UK Govt REFUSES To Publish REAL Stats On Immigration After Breitbart London Analysis

migration given up
Oli Scarff/AFP/Getty

A UK think tank has today revealed that the British government is refusing to disclose figures related to recent immigration from the European Union, citing concerns over the Prime Minister’s EU membership “renegotiation” as a reason for withholding the statistics, and potentially confirming analysis by Breitbart London in August.

The National Institute of Economic and Social Research’s principal fellow Jonathan Portes reports that “there is a small but vocal minority who think that the government has been lying to us for years about the true scale of immigration” specifically referring to a question posed by Breitbart London over what Mr. Portes describes as the “increasing divergence between official immigration and population statistics and the administrative data held by the [Department for Work and Pensions] on the numbers of National Insurance numbers issued”.

In August of this year, I reported: “For the year to March 2015, the Office for National Statistics (ONS) reported that there were 53,000 new Romanian and Bulgarian immigrants – “a statistically significant increase and almost double the 28,000 in the previous 12 months”.

“Indeed such a rise is significant, but the question is – why are the National Insurance numbers (NINos) so different, at a total of 214,000 registrations of Romanians and Bulgarians (EU2) to the year ending June 2015.”

Concluding: “But as people are noticing, the discrepancy between EU2 countries immigration figures and the NINo figures are particularly striking. There were 917,000 registrations in the year to June 2015, an 62 per cent increase (352,000) on the previous year. A whopping 76 per cent of these (697,000) were from within the European Union.”

“It stretches credulity to believe that immigration can stand at just 53,000 while National Insurance registrations can be at 214,000.”

Mr. Portes picked up on the issue in December, producing the graph (right) to show the discrepancy.

Now it appears that the British government is refusing to discuss the issue further, despite holding information that would explain the discrepancy.

Mr. Portes “asked DWP and HMRC [Her Majesty’s Revenue and Customs]… using the same computer systems from which this data comes (which holds information on national insurance, benefits, tax credits and PAYE) to tell me how many  National Insurance Numbers issued to recent migrants were “active” – ie showed recent payments of tax or NI, or benefit claims. This would give us a much better idea of the accuracy of the official statistics, which, using only survey data, estimate how many EU migrants have migrated here and how many are in the workforce.”

“Astonishingly,” he reports, “HMRC have refused to give me this data. Not because they don’t have it. Not even because it would be too much work.”

A Freedom of Information request response claimed: “I can confirm that HMRC does hold information in scope of your request but it is covered by the exemption in section 35(1) (a) information held for the formulation or development of government policy.
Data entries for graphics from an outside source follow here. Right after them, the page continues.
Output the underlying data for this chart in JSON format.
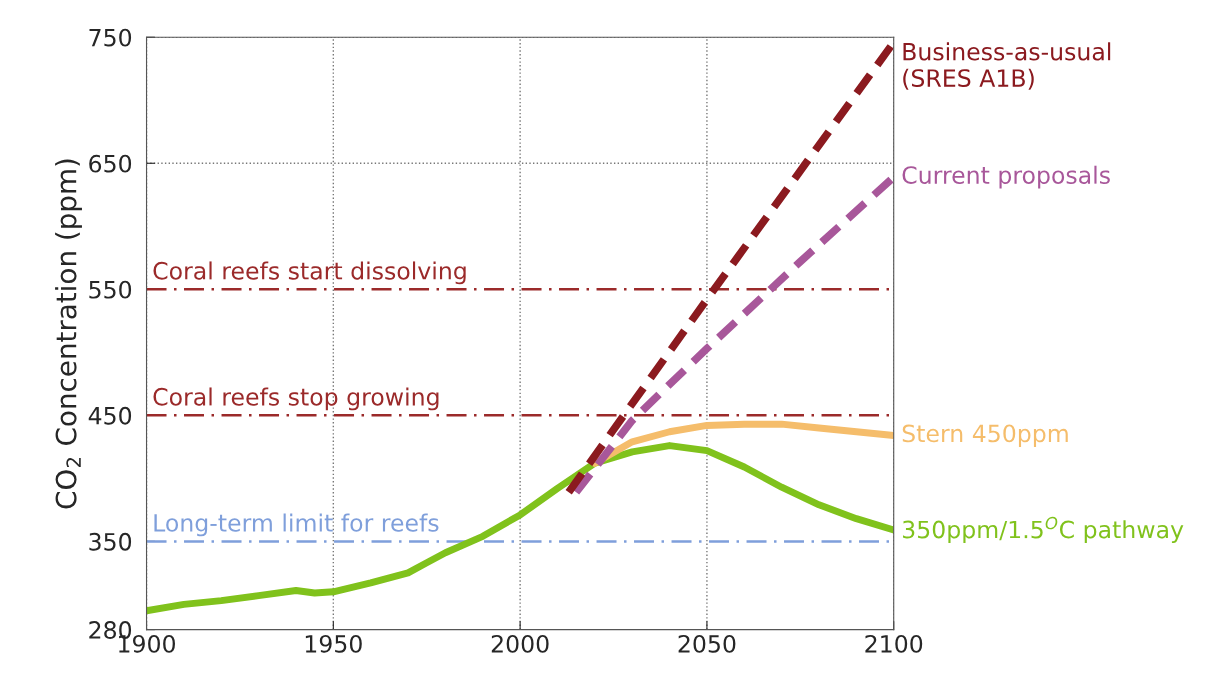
{
  "chart_data": {
    "type": "line",
    "ylabel": "CO$_{2}$ Concentration (ppm)",
    "xlim": [
      1900,
      2100
    ],
    "xticks": [
      1900,
      1950,
      2000,
      2050,
      2100
    ],
    "ylim": [
      280,
      750
    ],
    "yticks": [
      280,
      350,
      450,
      550,
      650,
      750
    ],
    "grid": true,
    "legend": false,
    "marker": "none",
    "series": [
      {
        "name": "350ppm/1.5$^{O}$C pathway",
        "color": "#80c21c",
        "line_style": "solid",
        "x": [
          1900,
          1910,
          1920,
          1930,
          1940,
          1945,
          1950,
          1960,
          1970,
          1975,
          1980,
          1990,
          2000,
          2010,
          2020,
          2030,
          2040,
          2050,
          2060,
          2070,
          2080,
          2090,
          2100
        ],
        "values": [
          295,
          300,
          303,
          307,
          311,
          309,
          310,
          317,
          325,
          333,
          341,
          354,
          371,
          392,
          412,
          421,
          426,
          422,
          409,
          393,
          379,
          368,
          359
        ]
      },
      {
        "name": "Stern 450ppm",
        "color": "#f5bd6b",
        "line_style": "solid",
        "x": [
          2020,
          2030,
          2040,
          2050,
          2060,
          2070,
          2080,
          2090,
          2100
        ],
        "values": [
          412,
          429,
          437,
          442,
          443,
          443,
          440,
          437,
          434
        ]
      },
      {
        "name": "Current proposals",
        "color": "#a8579a",
        "line_style": "dashed",
        "x": [
          2015,
          2030,
          2050,
          2075,
          2100
        ],
        "values": [
          389,
          446,
          503,
          572,
          639
        ]
      },
      {
        "name": "Business-as-usual\n(SRES A1B)",
        "color": "#8b1a1f",
        "line_style": "dashed",
        "x": [
          2013,
          2050,
          2100
        ],
        "values": [
          389,
          542,
          746
        ]
      }
    ],
    "ref_lines": [
      {
        "axis": "y",
        "value": 550,
        "label": "Coral reefs start dissolving",
        "color": "#9b2a2a",
        "line_style": "dashdot"
      },
      {
        "axis": "y",
        "value": 450,
        "label": "Coral reefs stop growing",
        "color": "#9b2a2a",
        "line_style": "dashdot"
      },
      {
        "axis": "y",
        "value": 350,
        "label": "Long-term limit for reefs",
        "color": "#7f9fdb",
        "line_style": "dashdot"
      }
    ]
  }
}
“The government’s policy on EU migrants’ access to benefits is currently under development. The information requested is exempt from disclosure to protect the private space within which Ministers and their policy advisors can develop policies without risk of premature disclosure.”

But perhaps the most extraordinary part of the response is the following:

“However, following the General Election, there is an active negotiation process at an international level in which UK Ministers and officials are engaged to secure support from the European Commission and other Member States for changes in EU law governing EU migrants’ access to benefits in the UK, in line with the Government’s manifesto commitments. The information is being used to inform the development of policy options as part of the negotiation process and therefore relates to the formulation of Government policy. HMRC continues to believe that releasing information in the form requested would, at this stage, be unhelpful to the negotiation process.”

Mr Portes notes that he did not ask for any information relating to the government’s policy proposals, but simply the real immigration statistics.

He concludes, though being originally sceptical of my suspicions outlined in August, that “[m]y current expectation is that it would reveal there are actually considerably more such recent migrants than the official immigration or labour market statistics actually suggest.”